When I was a columnist for the New York Sun, my editor, Seth Lipsky, always assigned me to write about the Popes and Catholic issues. I was very close with Edward Cardinal Egan who thanked me for my supportive columns on parochial schools. I was invited to a breakfast and lunch at his residence and was even asked to do one of the readings at the televised Christmas Midnight Mass. I turned him down but now wish I had been more obliging to the late Cardinal who was a good man.
I do not know Cardinal Dolan as well because he had not responded to my requests for an interviews even when I was writing for an Irish Examiner USA cover article. That may be because of a column I wrote criticizing his support of illegal immigration. I believe that the church should provide sanctuary for those in need but allowing them to acquire government benefits paid for by taxpayers is criminal.
Much of what Pope Francis has declared that many regard as leftist is being deliberately altered by the media to affirm its own left wing agenda. Maureen Dowd of the New York Times wrote that Pope Francis is a Pope for the 19th Century because of his attitude towards the ordination of women. The matter has been settled by the Vatican and is based on Christ himself who only had men as his apostles. Women who want to be priests only want power and have lost the humility the faith requires. Contrary to popular opinion, the Roman Catholic Church has always had the highest regard for women. There have been female Doctors of the Church and during the Dark Ages, the Abbesses of convents had more power than the nobles. How many of us were taught by nuns and remember their names but can't remember the pastors of our parishes. Why? Because the nuns had the biggest impact on our lives. The women's movement of the 1960's introduced pride and ambition to nuns and managed to whittle away at the religious communities that were crucial to the schools in the inner cities. These ambitions have shamefully deprived the neediest of a good and religious education and for what?
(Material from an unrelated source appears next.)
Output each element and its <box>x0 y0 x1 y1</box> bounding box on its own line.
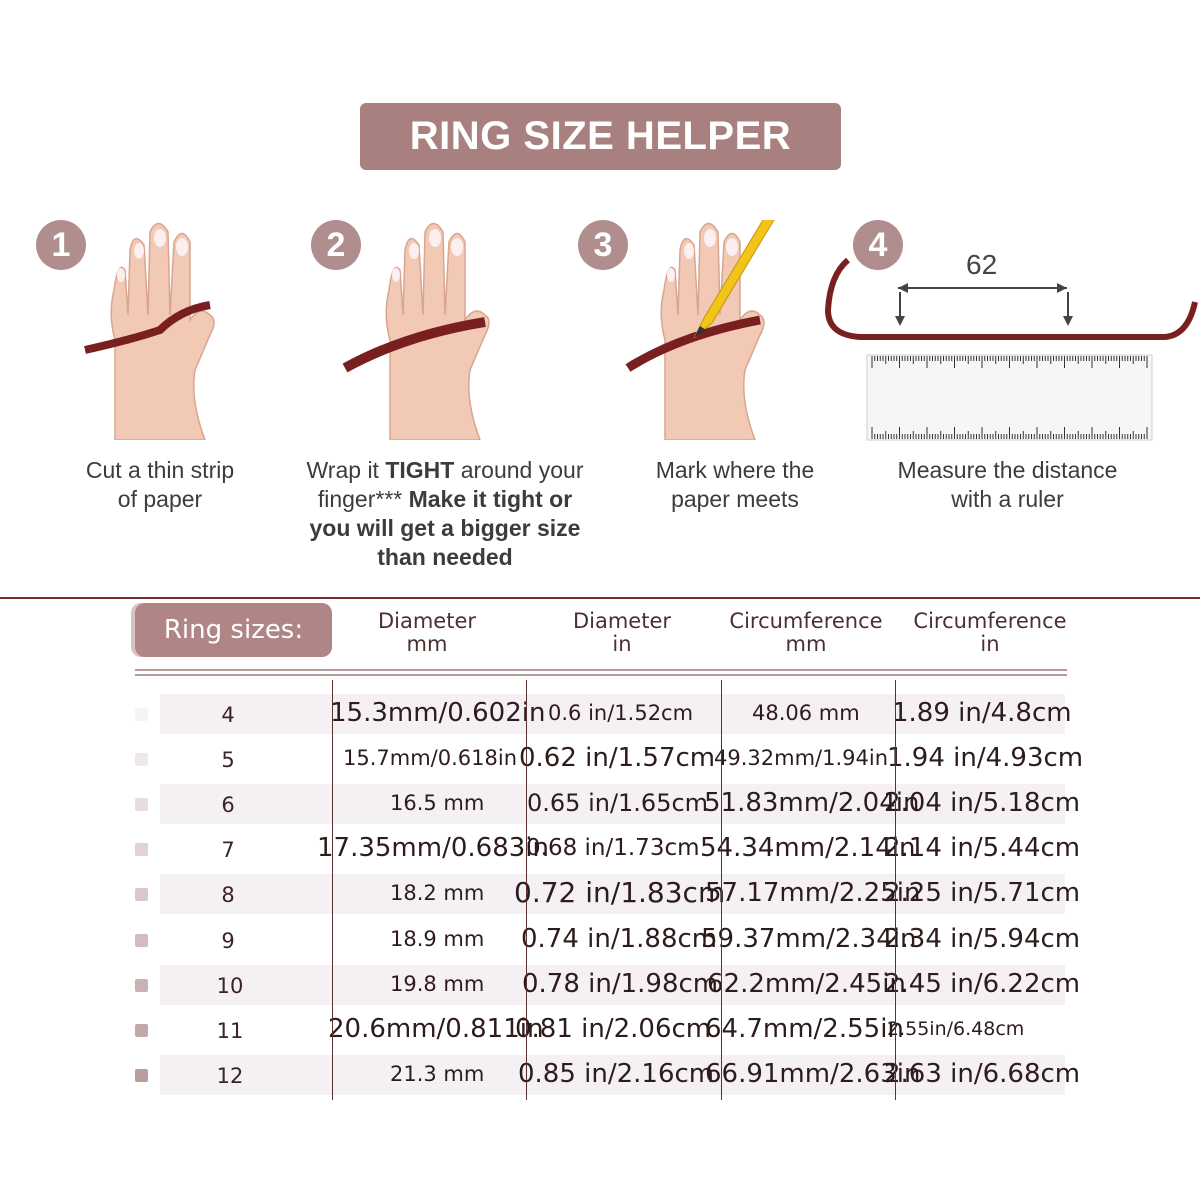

I give no credence to any report on this Pope from secular pundits or lapsed Catholics. I go straight to the source for valid translations either from the Vatican or EWTN.com. Thus I have learned that much of what Pope Francis preached he has taken from the Gospels. Americans get offended thinking that he is condemning capitalism but what he is condemning is wealth obtained on the backs of the mistreated. In the Acts of the Apostles, St. James writes: "All your gold and your silver are corroding away, and the same corrosion will be a witness against you and eat into your body. It is like a fire which you have stored up for the final days. Can you hear crying out against you the wages which you kept back from the labourers mowing your fields? The cries of the reapers have reached the ears of the Lord"
As for his climate change entreaty, remember he comes from South America where the poor live without sewers and with contaminated waters fed with toxins from global factories with no consideration for the collateral damage done.
The Popes since St. Peter are vicars of Christ but are mere humans. We have had terrible sinful Popes who nevertheless never changed the dogma of the faith because they are not allowed to. Pope Francis is merely a vicar and is imparting the message of Christ that it is up to each one of us, not Caesar, to take care of the poor and to treat our planet with care. If each of us did that, there would be no need for big government and its ensuing corruption. Oh, and that other very important message- God loves you.